E l’autore fa proprio questo, usa l’assurdo come linguaggio primario del film a significare appunto l’assurdità del sistema cinematografico che va per la maggiore al giorno d’oggi. La sua è una chiamata a un risveglio dal torpore in cui ci lascia cadere quel sistema.

I RIFERIMENTI DEL FILM

“Valley of the Gods” fa sì parte della tradizione del cinema d’autore, ma ha anche una visione da kolossal con scene mozzafiato che sembrano uscite dai film della Marvel. E in effetti, il regista ammette di essersi ispirato, in parte, anche al mondo dei fumetti sui supereroi. Pensiamo all’iconico castello erto sulla montagna che ricorda quello di una favola gotica o al rapporto tra il personaggio di Malkovich e il suo maggiordomo, un chiaro riferimento a Batman e Alfred. O ancora il treno a forma serpentina che si intravede nel trailer, con l’affascinante donna a bordo (Bérénice Marlohe). C’è poi l’apprezzatissimo omaggio a “2001: Odissea nello Spazio” di Kubrick nella scena dello screen alla retina oculare che permette l’accesso al castello. Un omaggio dovuto, non solo vista l’innegabile dimensione kubrickiana del film, ma soprattutto per la partecipazione di Keir Dullea, il mitico protagonista del capolavoro di Kubrick.

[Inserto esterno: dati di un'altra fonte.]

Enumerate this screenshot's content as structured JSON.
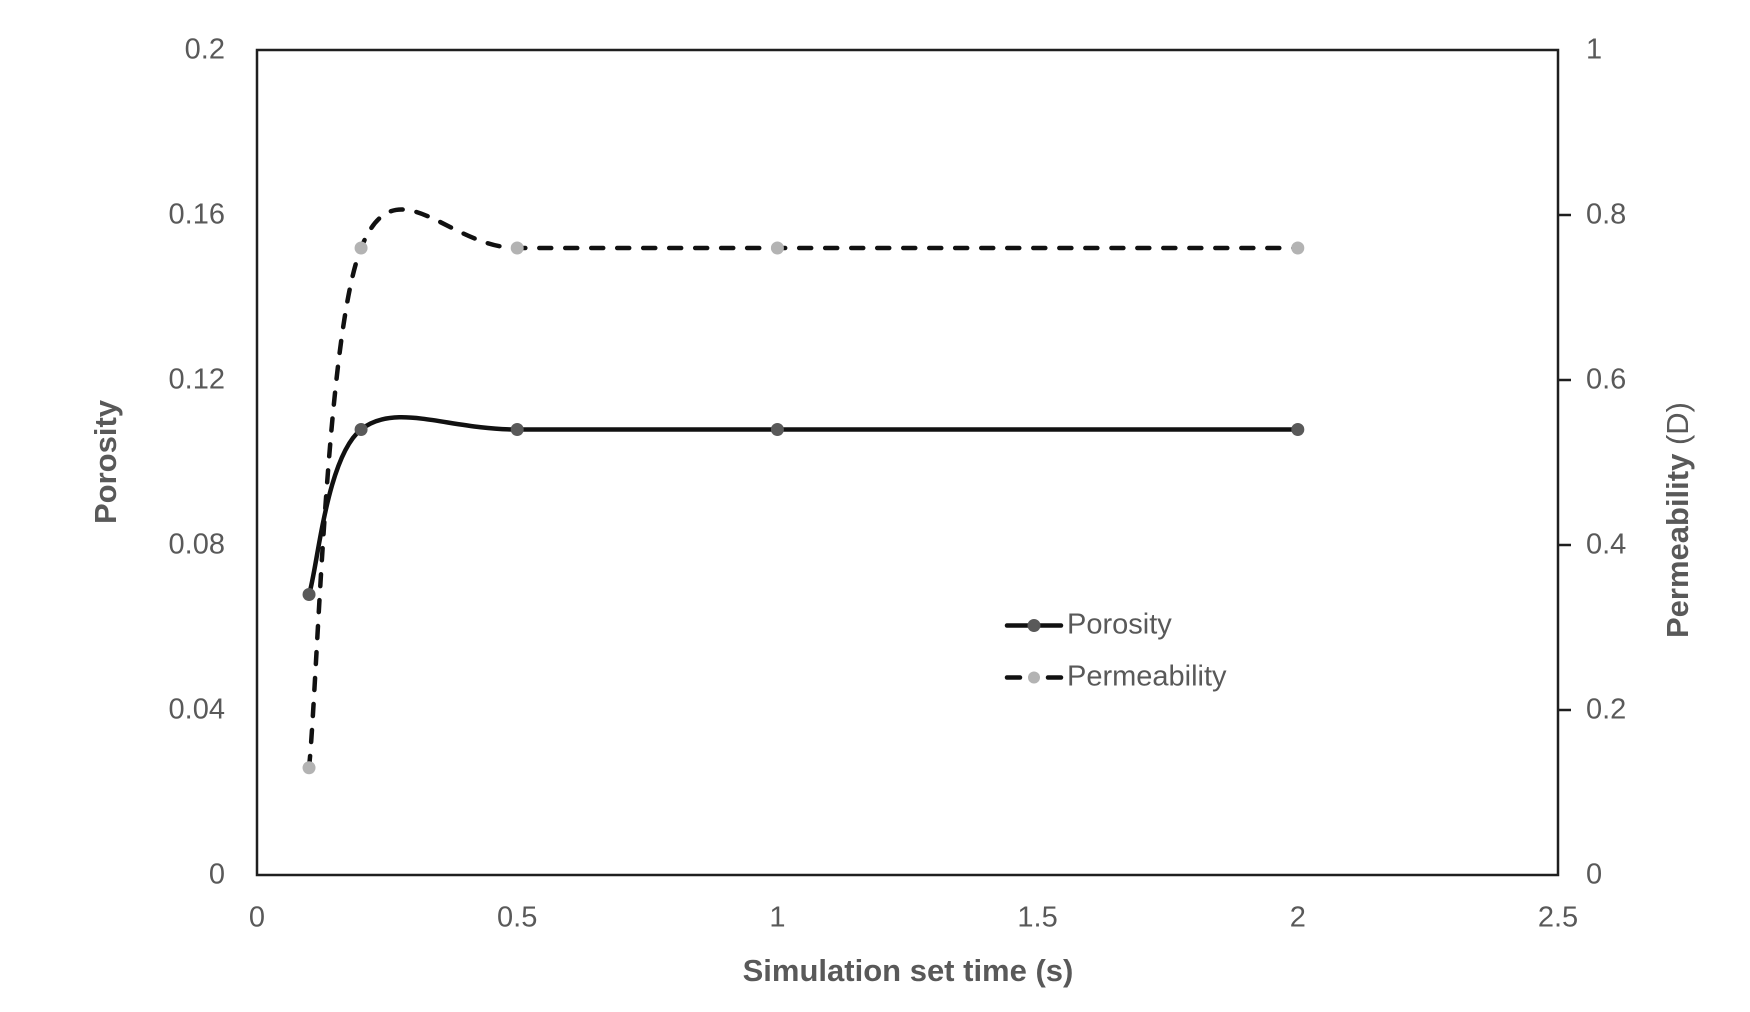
{
  "chart_data": {
    "type": "line",
    "title": "",
    "smoothed": true,
    "grid": false,
    "legend_position": "inside-right",
    "x": [
      0.1,
      0.2,
      0.5,
      1,
      2
    ],
    "series": [
      {
        "name": "Porosity",
        "axis": "left",
        "values": [
          0.068,
          0.108,
          0.108,
          0.108,
          0.108
        ],
        "line_style": "solid",
        "line_color": "#111111",
        "marker_color": "#595959"
      },
      {
        "name": "Permeability",
        "axis": "right",
        "values": [
          0.13,
          0.76,
          0.76,
          0.76,
          0.76
        ],
        "line_style": "dashed",
        "line_color": "#111111",
        "marker_color": "#b3b3b3"
      }
    ],
    "x_axis": {
      "title": "Simulation set time (s)",
      "min": 0,
      "max": 2.5,
      "ticks": [
        0,
        0.5,
        1,
        1.5,
        2,
        2.5
      ],
      "tick_labels": [
        "0",
        "0.5",
        "1",
        "1.5",
        "2",
        "2.5"
      ]
    },
    "y_axis_left": {
      "title": "Porosity",
      "min": 0,
      "max": 0.2,
      "ticks": [
        0,
        0.04,
        0.08,
        0.12,
        0.16,
        0.2
      ],
      "tick_labels": [
        "0",
        "0.04",
        "0.08",
        "0.12",
        "0.16",
        "0.2"
      ]
    },
    "y_axis_right": {
      "title_main": "Permeability",
      "title_unit": " (D)",
      "min": 0,
      "max": 1,
      "ticks": [
        0,
        0.2,
        0.4,
        0.6,
        0.8,
        1
      ],
      "tick_labels": [
        "0",
        "0.2",
        "0.4",
        "0.6",
        "0.8",
        "1"
      ]
    },
    "legend": [
      {
        "label": "Porosity"
      },
      {
        "label": "Permeability"
      }
    ]
  },
  "colors": {
    "text": "#595959",
    "axis_line": "#1f1f1f",
    "series_line": "#111111",
    "porosity_marker": "#595959",
    "permeability_marker": "#b3b3b3",
    "background": "#ffffff"
  }
}
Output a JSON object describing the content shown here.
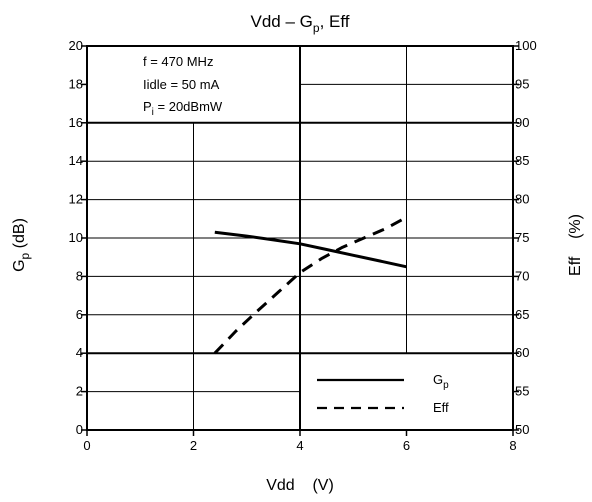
{
  "chart_data": {
    "type": "line",
    "title": "Vdd – Gp, Eff",
    "title_parts": {
      "pre": "Vdd – G",
      "sub": "p",
      "post": ", Eff"
    },
    "xlabel": "Vdd    (V)",
    "ylabel": "Gp (dB)",
    "ylabel_parts": {
      "main": "G",
      "sub": "p",
      "post": " (dB)"
    },
    "y2label": "Eff    (%)",
    "xlim": [
      0,
      8
    ],
    "ylim": [
      0,
      20
    ],
    "y2lim": [
      50,
      100
    ],
    "xticks": [
      "0",
      "2",
      "4",
      "6",
      "8"
    ],
    "yticks": [
      "0",
      "2",
      "4",
      "6",
      "8",
      "10",
      "12",
      "14",
      "16",
      "18",
      "20"
    ],
    "y2ticks": [
      "50",
      "55",
      "60",
      "65",
      "70",
      "75",
      "80",
      "85",
      "90",
      "95",
      "100"
    ],
    "grid": true,
    "annotations": [
      {
        "text": "f = 470 MHz"
      },
      {
        "text": "Iidle = 50 mA"
      },
      {
        "main": "P",
        "sub": "i",
        "post": " = 20dBmW"
      }
    ],
    "legend_position": "bottom-right",
    "series": [
      {
        "name": "Gp",
        "name_parts": {
          "main": "G",
          "sub": "p"
        },
        "axis": "left",
        "line_style": "solid",
        "x": [
          2.4,
          3.0,
          3.5,
          4.0,
          4.5,
          5.0,
          5.5,
          6.0
        ],
        "y": [
          10.3,
          10.1,
          9.9,
          9.7,
          9.4,
          9.1,
          8.8,
          8.5
        ]
      },
      {
        "name": "Eff",
        "axis": "right",
        "line_style": "dashed",
        "x": [
          2.4,
          2.8,
          3.2,
          3.6,
          4.0,
          4.4,
          4.8,
          5.2,
          5.6,
          6.0
        ],
        "y": [
          60.0,
          62.9,
          65.5,
          68.0,
          70.5,
          72.3,
          73.8,
          75.0,
          76.2,
          77.7
        ]
      }
    ]
  }
}
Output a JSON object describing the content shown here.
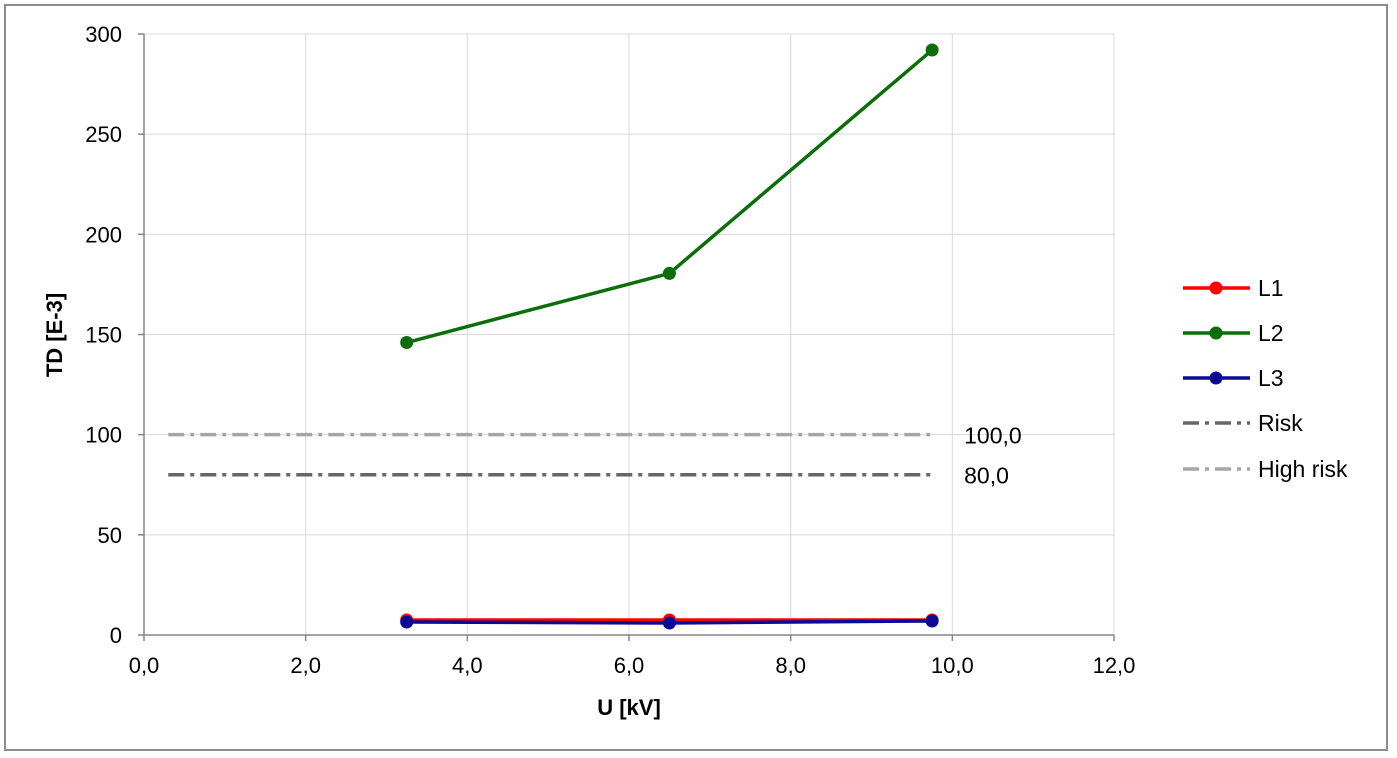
{
  "chart_data": {
    "type": "line",
    "title": "",
    "xlabel": "U [kV]",
    "ylabel": "TD [E-3]",
    "xlim": [
      0,
      12
    ],
    "ylim": [
      0,
      300
    ],
    "x_ticks": [
      "0,0",
      "2,0",
      "4,0",
      "6,0",
      "8,0",
      "10,0",
      "12,0"
    ],
    "x_tick_values": [
      0,
      2,
      4,
      6,
      8,
      10,
      12
    ],
    "y_ticks": [
      "0",
      "50",
      "100",
      "150",
      "200",
      "250",
      "300"
    ],
    "y_tick_values": [
      0,
      50,
      100,
      150,
      200,
      250,
      300
    ],
    "grid": true,
    "legend_position": "right",
    "series": [
      {
        "name": "L1",
        "color": "#ff0000",
        "style": "solid-marker",
        "x": [
          3.25,
          6.5,
          9.75
        ],
        "y": [
          7.5,
          7.5,
          7.5
        ]
      },
      {
        "name": "L2",
        "color": "#0b6e0b",
        "style": "solid-marker",
        "x": [
          3.25,
          6.5,
          9.75
        ],
        "y": [
          146,
          180.5,
          292
        ]
      },
      {
        "name": "L3",
        "color": "#0a0a96",
        "style": "solid-marker",
        "x": [
          3.25,
          6.5,
          9.75
        ],
        "y": [
          6.5,
          6,
          7
        ]
      },
      {
        "name": "Risk",
        "color": "#666666",
        "style": "dash-dot",
        "x": [
          0.3,
          9.75
        ],
        "y": [
          80,
          80
        ],
        "label": "80,0"
      },
      {
        "name": "High risk",
        "color": "#a6a6a6",
        "style": "dash-dot",
        "x": [
          0.3,
          9.75
        ],
        "y": [
          100,
          100
        ],
        "label": "100,0"
      }
    ]
  }
}
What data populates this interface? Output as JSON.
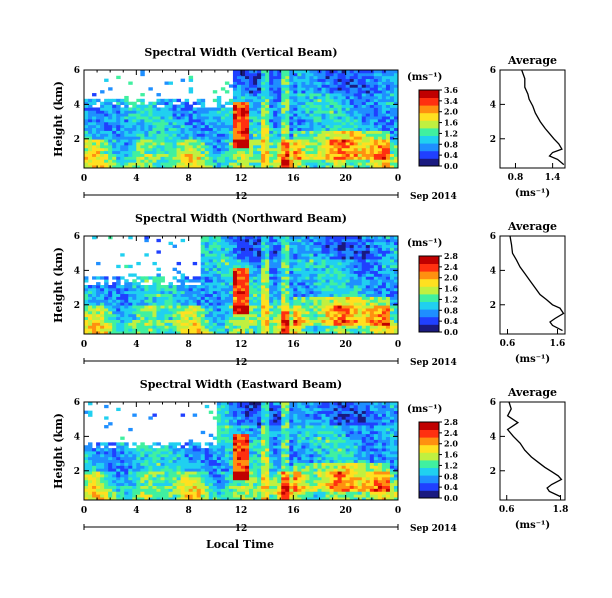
{
  "figure": {
    "shared_xlabel": "Local Time",
    "date_label": "Sep 2014",
    "day_marker": "12",
    "avg_title": "Average",
    "avg_xlabel": "(ms⁻¹)",
    "colorbar_unit": "(ms⁻¹)"
  },
  "chart_data": [
    {
      "type": "heatmap",
      "title": "Spectral Width (Vertical Beam)",
      "ylabel": "Height (km)",
      "xlabel": "",
      "x_ticks": [
        "0",
        "4",
        "8",
        "12",
        "16",
        "20",
        "0"
      ],
      "x_range": [
        0,
        24
      ],
      "y_ticks": [
        "6",
        "4",
        "2"
      ],
      "ylim": [
        0.3,
        6
      ],
      "colorbar_ticks": [
        "3.6",
        "3.4",
        "2.0",
        "1.6",
        "1.2",
        "0.8",
        "0.4",
        "0.0"
      ],
      "colorbar_range": [
        0,
        3.6
      ],
      "colorscale": [
        "#1a1a80",
        "#2040ff",
        "#1f8fff",
        "#20d0f0",
        "#40f0a0",
        "#c0f040",
        "#ffe020",
        "#ff9010",
        "#ff3010",
        "#c00000"
      ],
      "data_gap": {
        "until_hour": 11.5,
        "above_km": 4.3
      }
    },
    {
      "type": "heatmap",
      "title": "Spectral Width (Northward Beam)",
      "ylabel": "Height (km)",
      "xlabel": "",
      "x_ticks": [
        "0",
        "4",
        "8",
        "12",
        "16",
        "20",
        "0"
      ],
      "x_range": [
        0,
        24
      ],
      "y_ticks": [
        "6",
        "4",
        "2"
      ],
      "ylim": [
        0.3,
        6
      ],
      "colorbar_ticks": [
        "2.8",
        "2.4",
        "2.0",
        "1.6",
        "1.2",
        "0.8",
        "0.4",
        "0.0"
      ],
      "colorbar_range": [
        0,
        2.8
      ],
      "colorscale": [
        "#1a1a80",
        "#2040ff",
        "#1f8fff",
        "#20d0f0",
        "#40f0a0",
        "#c0f040",
        "#ffe020",
        "#ff9010",
        "#ff3010",
        "#c00000"
      ],
      "data_gap": {
        "until_hour": 9,
        "above_km": 3.6
      }
    },
    {
      "type": "heatmap",
      "title": "Spectral Width (Eastward Beam)",
      "ylabel": "Height (km)",
      "xlabel": "",
      "x_ticks": [
        "0",
        "4",
        "8",
        "12",
        "16",
        "20",
        "0"
      ],
      "x_range": [
        0,
        24
      ],
      "y_ticks": [
        "6",
        "4",
        "2"
      ],
      "ylim": [
        0.3,
        6
      ],
      "colorbar_ticks": [
        "2.8",
        "2.4",
        "2.0",
        "1.6",
        "1.2",
        "0.8",
        "0.4",
        "0.0"
      ],
      "colorbar_range": [
        0,
        2.8
      ],
      "colorscale": [
        "#1a1a80",
        "#2040ff",
        "#1f8fff",
        "#20d0f0",
        "#40f0a0",
        "#c0f040",
        "#ffe020",
        "#ff9010",
        "#ff3010",
        "#c00000"
      ],
      "data_gap": {
        "until_hour": 10.2,
        "above_km": 3.7
      }
    },
    {
      "type": "line",
      "title": "Average",
      "xlabel": "(ms⁻¹)",
      "x_ticks": [
        "0.8",
        "1.4"
      ],
      "xlim": [
        0.55,
        1.6
      ],
      "y_ticks": [
        "6",
        "4",
        "2"
      ],
      "ylim": [
        0.3,
        6
      ],
      "x": [
        0.9,
        0.95,
        0.95,
        1.0,
        1.02,
        1.08,
        1.12,
        1.2,
        1.28,
        1.35,
        1.42,
        1.5,
        1.55,
        1.4,
        1.35,
        1.48,
        1.58
      ],
      "y": [
        6.0,
        5.5,
        5.0,
        4.6,
        4.3,
        3.9,
        3.5,
        3.0,
        2.6,
        2.3,
        2.0,
        1.7,
        1.4,
        1.2,
        1.0,
        0.8,
        0.5
      ]
    },
    {
      "type": "line",
      "title": "Average",
      "xlabel": "(ms⁻¹)",
      "x_ticks": [
        "0.6",
        "1.6"
      ],
      "xlim": [
        0.45,
        1.75
      ],
      "y_ticks": [
        "6",
        "4",
        "2"
      ],
      "ylim": [
        0.3,
        6
      ],
      "x": [
        0.65,
        0.68,
        0.7,
        0.78,
        0.85,
        0.95,
        1.05,
        1.15,
        1.25,
        1.38,
        1.5,
        1.65,
        1.72,
        1.55,
        1.45,
        1.5,
        1.7
      ],
      "y": [
        6.0,
        5.5,
        5.0,
        4.6,
        4.2,
        3.8,
        3.4,
        3.0,
        2.6,
        2.3,
        2.0,
        1.8,
        1.5,
        1.2,
        1.0,
        0.8,
        0.5
      ]
    },
    {
      "type": "line",
      "title": "Average",
      "xlabel": "(ms⁻¹)",
      "x_ticks": [
        "0.6",
        "1.8"
      ],
      "xlim": [
        0.45,
        1.9
      ],
      "y_ticks": [
        "6",
        "4",
        "2"
      ],
      "ylim": [
        0.3,
        6
      ],
      "x": [
        0.65,
        0.7,
        0.62,
        0.85,
        0.62,
        0.75,
        0.9,
        1.0,
        1.15,
        1.3,
        1.45,
        1.6,
        1.75,
        1.82,
        1.6,
        1.5,
        1.55,
        1.8
      ],
      "y": [
        6.0,
        5.6,
        5.2,
        4.8,
        4.4,
        4.0,
        3.6,
        3.2,
        2.8,
        2.5,
        2.2,
        1.95,
        1.7,
        1.5,
        1.2,
        1.0,
        0.8,
        0.5
      ]
    }
  ]
}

E non manca il riferimento alla nostra tradizione italiana, a cui Majewski dichiara apertamente di ispirarsi, nella spettacolare scena girata alla vera Fontana di Trevi a Roma. E forse a qualcuno il Wes Tauros di Malkovich che vaga per un’infinita regale residenza avrà ricordato persino il Papa di Sorrentino della seconda stagione della serie “The New Pope”.

AL CINEMA

Distribuito da CG Entertainment in collaborazione con Lo Scrittoio, il film uscirà nelle sale italiane il prossimo 3 giugno, e per questo “Valley of the Gods” vale davvero la pena di tornare nelle sale del cinema dopo tanto tempo.